Sidewalks due after 14-year wait




By By Walt Schaefer
The Cincinnati Enquirer

        MONTGOMERY — Donna Broderick will feel more at ease when her son, Timmy, 7, runs out to play next summer.

        “We've been waiting 14 years for sidewalks,” said Mrs. Broderick. “The cars move too fast out there (on Trailwind Drive). The city has tried more stop signs and other things to slow them down. Nothing has worked.”

        City Council has approved basic plans for a $1 million, eight-year program to install walks along key thoroughfares in primarily residential areas where vehicle and pedestrian traffic have significantly increased, said City Manager Cheryl Hilvert. Residents will not be assessed for the sidewalk construction.

        Unless preliminary planning changes, Trailwind Drive in the Winds subdivision south of Pfeiffer Road and east of Interstate 71 will be among the first streets to see the 5-foot-wide concrete walks installed.

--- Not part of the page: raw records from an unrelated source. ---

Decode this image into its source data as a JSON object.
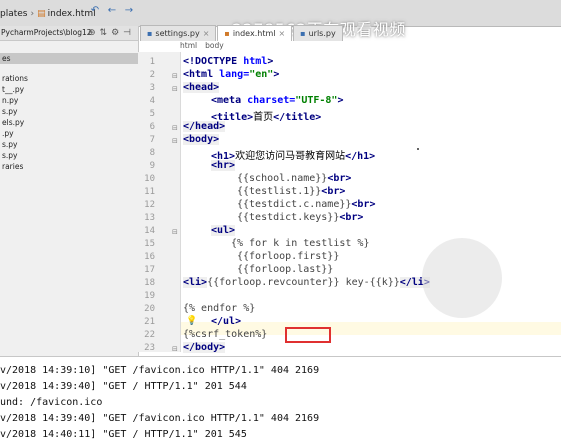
{
  "toolbar": {
    "crumb_folder": "plates",
    "crumb_file": "index.html",
    "watermark": "2278562正在观看视频"
  },
  "tabs": [
    {
      "label": "settings.py"
    },
    {
      "label": "index.html"
    },
    {
      "label": "urls.py"
    }
  ],
  "project": {
    "root_label": "PycharmProjects\\blog12",
    "items": [
      {
        "label": "es"
      },
      {
        "label": "rations"
      },
      {
        "label": "t__.py"
      },
      {
        "label": "n.py"
      },
      {
        "label": "s.py"
      },
      {
        "label": "els.py"
      },
      {
        "label": ".py"
      },
      {
        "label": "s.py"
      },
      {
        "label": "s.py"
      },
      {
        "label": "raries"
      }
    ]
  },
  "editor": {
    "breadcrumb": [
      "html",
      "body"
    ],
    "line_numbers": [
      "1",
      "2",
      "3",
      "4",
      "5",
      "6",
      "7",
      "8",
      "9",
      "10",
      "11",
      "12",
      "13",
      "14",
      "15",
      "16",
      "17",
      "18",
      "19",
      "20",
      "21",
      "22",
      "23"
    ],
    "lines": {
      "l1_a": "<!DOCTYPE ",
      "l1_b": "html",
      "l1_c": ">",
      "l2_a": "<html ",
      "l2_b": "lang=",
      "l2_c": "\"en\"",
      "l2_d": ">",
      "l3": "<head>",
      "l4_a": "<meta ",
      "l4_b": "charset=",
      "l4_c": "\"UTF-8\"",
      "l4_d": ">",
      "l5_a": "<title>",
      "l5_b": "首页",
      "l5_c": "</title>",
      "l6": "</head>",
      "l7": "<body>",
      "l8_a": "<h1>",
      "l8_b": "欢迎您访问马哥教育网站",
      "l8_c": "</h1>",
      "l9": "<hr>",
      "l10_a": "{{school.name}}",
      "l10_b": "<br>",
      "l11_a": "{{testlist.1}}",
      "l11_b": "<br>",
      "l12_a": "{{testdict.c.name}}",
      "l12_b": "<br>",
      "l13_a": "{{testdict.keys}}",
      "l13_b": "<br>",
      "l14": "<ul>",
      "l15": "{% for k in testlist %}",
      "l16": "{{forloop.first}}",
      "l17": "{{forloop.last}}",
      "l18_a": "<li>",
      "l18_b": "{{forloop.revcounter}} key-{{k}}",
      "l18_c": "</li>",
      "l20": "{% endfor %}",
      "l21": "</ul>",
      "l22": "{%csrf_token%}",
      "l23": "</body>"
    }
  },
  "console": {
    "lines": [
      "v/2018 14:39:10] \"GET /favicon.ico HTTP/1.1\" 404 2169",
      "v/2018 14:39:40] \"GET / HTTP/1.1\" 201 544",
      "und: /favicon.ico",
      "v/2018 14:39:40] \"GET /favicon.ico HTTP/1.1\" 404 2169",
      "v/2018 14:40:11] \"GET / HTTP/1.1\" 201 545"
    ]
  }
}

Sections of Knollbrook and Southwind drives in the Winds also are included.

        The walks will fill gaps in a sidewalk system started during a 1988 program. “Filling in the gaps will provide safe pedestrian access to schools, parks and neighborhood retail developments,” Mrs. Hilvert said.

        Betsy Buck, who has lived on Trailwind Drive since 1976, said the neighborhood has changed as motorists discovered they can use residential streets to bypass busy Montgomery Road to get to or from the Blue Ash area.

        “It's a popular cut-through. We have been waiting for sidewalks for a long, long time. We like to walk, too; and it's kind of difficult as it is,” Mrs. Buck said.

        Public Works Director Robert Nikula said the 3.75 miles of new sidewalk will be installed in phases. After the Winds, workers will move to Storybook Acres north of Pfeiffer Road and east of I-71, where plans are to connect Pfeiffer to Deerfield Road.

        Mrs. Hilvert said the sidewalk route in Storybook Acres is un- decided.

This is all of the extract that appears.